Durante décadas, Roberto Iniesta Ojea fue un artista incómodo. No encajaba en los moldes de la industria, desconfiaba del éxito entendido como mercancía y despreciaba el aplauso fácil. Sin embargo, tras su muerte, Robe Iniesta pasó a ocupar un lugar indiscutible en el canon cultural español. No por unanimidad impostada, sino porque su obra resistió el tiempo, el desprecio inicial y la banalización posterior.
Nacido en Plasencia, Extremadura, en 1962, Robe creció lejos de los centros de poder cultural. Esa periferia no fue un obstáculo, sino una marca de origen. Autodidacta, lector voraz y guitarrista intuitivo, comenzó a escribir canciones desde una mezcla poco común de rabia, lirismo y lucidez moral. En 1987 fundó Extremoduro, grupo que acabaría dando nombre a una corriente: el rock transgresivo.
Los primeros años fueron marginales. Salas pequeñas, sonido crudo, letras que hablaban de drogas, sexo, hastío, ternura y fracaso sin pedir permiso ni perdón. Mientras otros miraban a Seattle o Manchester, Extremoduro construía un lenguaje propio, más cercano a la poesía maldita que al rock de escaparate. Robe escribía como quien se desangra, pero también como quien piensa. Esa combinación lo volvió irrepetible.
El éxito llegó tarde y a regañadientes. Discos como Agila o Canciones prohibidas ampliaron su público sin suavizar el discurso.
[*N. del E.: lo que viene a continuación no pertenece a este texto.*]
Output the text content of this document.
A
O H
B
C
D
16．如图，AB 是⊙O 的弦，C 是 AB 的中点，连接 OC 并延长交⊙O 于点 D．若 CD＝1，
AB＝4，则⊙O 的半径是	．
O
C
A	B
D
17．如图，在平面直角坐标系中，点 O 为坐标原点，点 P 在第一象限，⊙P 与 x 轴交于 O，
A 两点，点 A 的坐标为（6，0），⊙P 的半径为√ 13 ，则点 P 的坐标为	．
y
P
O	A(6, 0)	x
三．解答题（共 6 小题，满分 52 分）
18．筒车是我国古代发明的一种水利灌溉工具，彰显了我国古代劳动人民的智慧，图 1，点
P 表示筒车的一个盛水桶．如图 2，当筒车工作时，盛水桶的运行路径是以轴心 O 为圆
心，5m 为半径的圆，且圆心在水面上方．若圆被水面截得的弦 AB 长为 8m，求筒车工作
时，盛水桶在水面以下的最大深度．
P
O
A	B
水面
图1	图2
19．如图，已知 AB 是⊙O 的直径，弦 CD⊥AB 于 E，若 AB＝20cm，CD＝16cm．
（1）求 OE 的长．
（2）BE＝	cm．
La consagración definitiva llegó con La ley innata (2008), una obra conceptual que rompió las fronteras entre rock, poesía y música progresiva. Para entonces, Robe ya no era solo un músico: era una referencia ética para varias generaciones.
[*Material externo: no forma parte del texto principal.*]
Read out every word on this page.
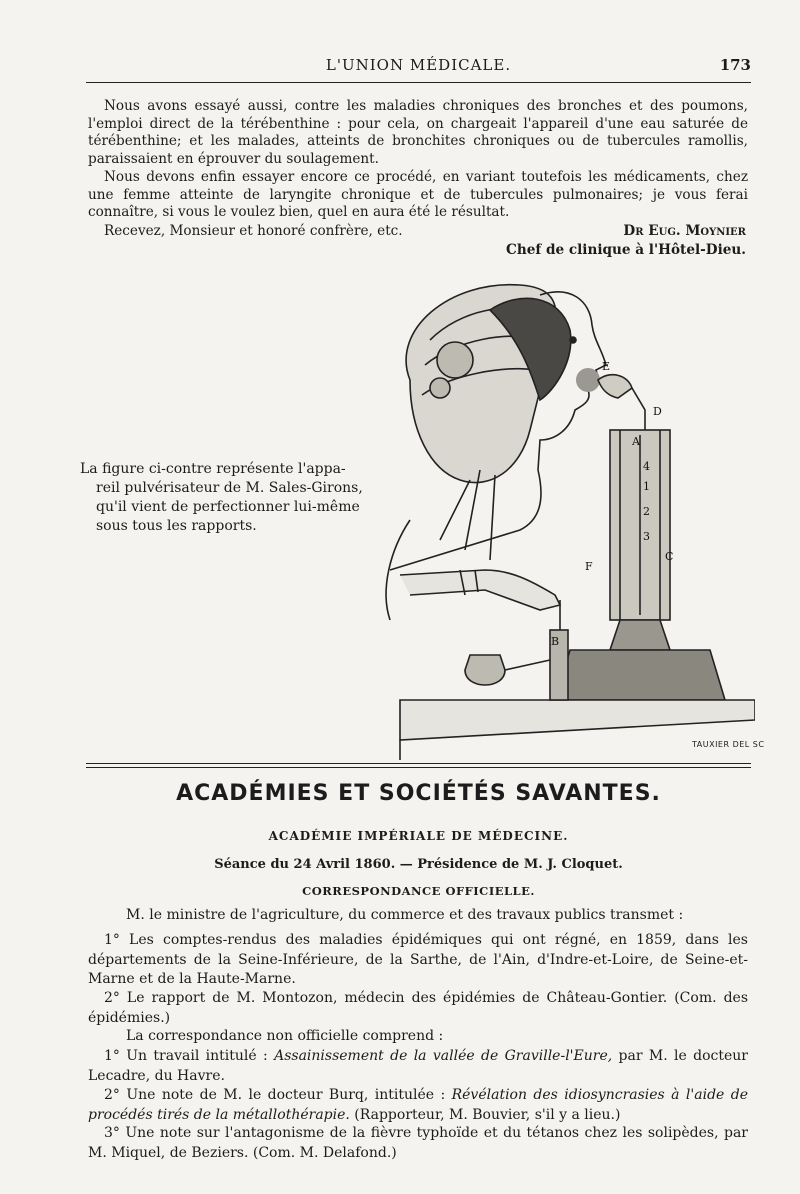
L'UNION MÉDICALE.	173

Nous avons essayé aussi, contre les maladies chroniques des bronches et des poumons, l'emploi direct de la térébenthine : pour cela, on chargeait l'appareil d'une eau saturée de térébenthine; et les malades, atteints de bronchites chroniques ou de tubercules ramollis, paraissaient en éprouver du soulagement.

Nous devons enfin essayer encore ce procédé, en variant toutefois les médicaments, chez une femme atteinte de laryngite chronique et de tubercules pulmonaires; je vous ferai connaître, si vous le voulez bien, quel en aura été le résultat.

Recevez, Monsieur et honoré confrère, etc.	Dr Eug. Moynier
Chef de clinique à l'Hôtel-Dieu.
La figure ci-contre représente l'appa-
reil pulvérisateur de M. Sales-Girons,
qu'il vient de perfectionner lui-même
sous tous les rapports.
E
D
A
B
F
1
2
3
4
C
TAUXIER DEL SC
ACADÉMIES ET SOCIÉTÉS SAVANTES.
ACADÉMIE IMPÉRIALE DE MÉDECINE.
Séance du 24 Avril 1860. — Présidence de M. J. Cloquet.
CORRESPONDANCE OFFICIELLE.

M. le ministre de l'agriculture, du commerce et des travaux publics transmet :

1° Les comptes-rendus des maladies épidémiques qui ont régné, en 1859, dans les départements de la Seine-Inférieure, de la Sarthe, de l'Ain, d'Indre-et-Loire, de Seine-et-Marne et de la Haute-Marne.

2° Le rapport de M. Montozon, médecin des épidémies de Château-Gontier. (Com. des épidémies.)

La correspondance non officielle comprend :

1° Un travail intitulé : Assainissement de la vallée de Graville-l'Eure, par M. le docteur Lecadre, du Havre.

2° Une note de M. le docteur Burq, intitulée : Révélation des idiosyncrasies à l'aide de procédés tirés de la métallothérapie. (Rapporteur, M. Bouvier, s'il y a lieu.)

3° Une note sur l'antagonisme de la fièvre typhoïde et du tétanos chez les solipèdes, par M. Miquel, de Beziers. (Com. M. Delafond.)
Su relación con la fama fue siempre conflictiva. Rehuía entrevistas, detestaba la exposición pública y desconfiaba de la idolatría. Prefería que hablara la obra. Tras la disolución de Extremoduro en 2019, inició una etapa en solitario que confirmó su madurez creativa. Lejos de repetirse, siguió explorando nuevas formas, con discos que apostaban por la belleza, la introspección y la complejidad emocional.
La enfermedad y su muerte cerraron una trayectoria que nunca fue complaciente. La reacción masiva posterior —políticos, instituciones, artistas de todos los registros— evidenció una paradoja: el mismo creador que incomodó al sistema terminó siendo asumido como símbolo colectivo. No por domesticación, sino por agotamiento de las resistencias. Su obra ganó.
Robe Iniesta no fue un artista de consenso mientras estuvo vivo. Y quizá por eso, ahora lo es. Porque escribió desde un lugar honesto, porque no pidió pertenecer y porque convirtió la contradicción en método. Su legado no está en las consignas ni en las citas sueltas, sino en un cuerpo de canciones que siguen pensando el mundo con crudeza y belleza.
Eso, y no el ruido posterior, explica por qué terminó siendo imprescindible.